E.g. I admit it to be true. – Я признаю (допускаю), что это правда.

He admitted (to) stealing. – Он признался в краже.

He was acknowledged as their leader. – Он был признан лидером.

He recognized that he was not qualified enough. – Он сам видел, что недостаточно квалифицирован.

to recognize a new state (a government) – признать государство (правительство)

To claim, to state, to maintain

to claim – утверждать, заявлять

to state – утверждать, констатировать

to maintain – утверждать, настаивать, уверять

E.g. He claimed to have reached the top of the mountain. – Он утверждал, что достиг вершины горы.

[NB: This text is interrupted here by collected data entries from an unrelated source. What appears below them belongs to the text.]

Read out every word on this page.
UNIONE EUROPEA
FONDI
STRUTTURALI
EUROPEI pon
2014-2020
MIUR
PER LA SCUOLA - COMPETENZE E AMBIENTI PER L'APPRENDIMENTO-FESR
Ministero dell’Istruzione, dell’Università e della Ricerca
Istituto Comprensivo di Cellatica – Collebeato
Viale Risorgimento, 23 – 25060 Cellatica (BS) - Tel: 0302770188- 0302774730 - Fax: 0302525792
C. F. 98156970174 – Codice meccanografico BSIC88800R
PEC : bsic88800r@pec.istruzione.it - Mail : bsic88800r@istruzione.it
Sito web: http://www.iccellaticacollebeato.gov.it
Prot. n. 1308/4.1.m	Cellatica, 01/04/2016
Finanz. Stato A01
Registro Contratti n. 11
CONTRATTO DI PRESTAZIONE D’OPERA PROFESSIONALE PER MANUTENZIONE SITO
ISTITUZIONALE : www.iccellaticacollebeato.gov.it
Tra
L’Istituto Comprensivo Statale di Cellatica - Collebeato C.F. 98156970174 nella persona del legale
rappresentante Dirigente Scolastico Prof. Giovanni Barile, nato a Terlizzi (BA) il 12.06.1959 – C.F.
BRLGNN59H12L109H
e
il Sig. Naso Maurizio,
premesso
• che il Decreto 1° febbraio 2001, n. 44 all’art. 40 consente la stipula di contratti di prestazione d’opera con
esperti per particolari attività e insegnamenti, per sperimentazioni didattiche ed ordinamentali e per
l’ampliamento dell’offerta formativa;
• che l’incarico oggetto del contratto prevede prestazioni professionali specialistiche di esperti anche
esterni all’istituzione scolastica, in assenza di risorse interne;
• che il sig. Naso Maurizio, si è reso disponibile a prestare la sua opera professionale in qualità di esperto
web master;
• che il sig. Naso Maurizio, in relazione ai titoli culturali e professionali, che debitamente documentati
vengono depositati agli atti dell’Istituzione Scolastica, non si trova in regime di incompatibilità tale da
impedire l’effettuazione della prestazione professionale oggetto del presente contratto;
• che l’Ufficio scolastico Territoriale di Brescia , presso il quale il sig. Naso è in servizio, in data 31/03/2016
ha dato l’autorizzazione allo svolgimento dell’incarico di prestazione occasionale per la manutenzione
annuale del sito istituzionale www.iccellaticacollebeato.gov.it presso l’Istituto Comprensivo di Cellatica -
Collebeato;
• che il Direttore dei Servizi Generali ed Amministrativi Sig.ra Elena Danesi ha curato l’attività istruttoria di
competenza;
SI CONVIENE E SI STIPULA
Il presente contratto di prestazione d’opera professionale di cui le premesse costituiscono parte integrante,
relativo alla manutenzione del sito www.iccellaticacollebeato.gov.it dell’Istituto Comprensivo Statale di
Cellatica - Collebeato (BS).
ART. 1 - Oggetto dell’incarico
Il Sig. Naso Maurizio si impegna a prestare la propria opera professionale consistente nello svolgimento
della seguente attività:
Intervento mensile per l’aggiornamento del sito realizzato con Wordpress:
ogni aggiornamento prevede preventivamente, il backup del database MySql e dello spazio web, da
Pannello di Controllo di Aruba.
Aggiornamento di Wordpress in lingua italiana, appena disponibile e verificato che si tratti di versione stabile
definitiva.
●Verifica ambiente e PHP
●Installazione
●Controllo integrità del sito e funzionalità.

He stated that he had never seen the accused man. – Он заявил, что никогда не видел обвиняемого.

The plaintiff stated his case. – Истец изложил свое дело.

He maintained that it was the only way out. – Он утверждал (настаивал), что это единственный выход.

To resist, to oppose

to oppose – противиться, сопротивляться, выступать против

to resist – противиться, сопротивляться, не поддаваться

E.g. The people oppose this policy. – Люди выступают против этой политики.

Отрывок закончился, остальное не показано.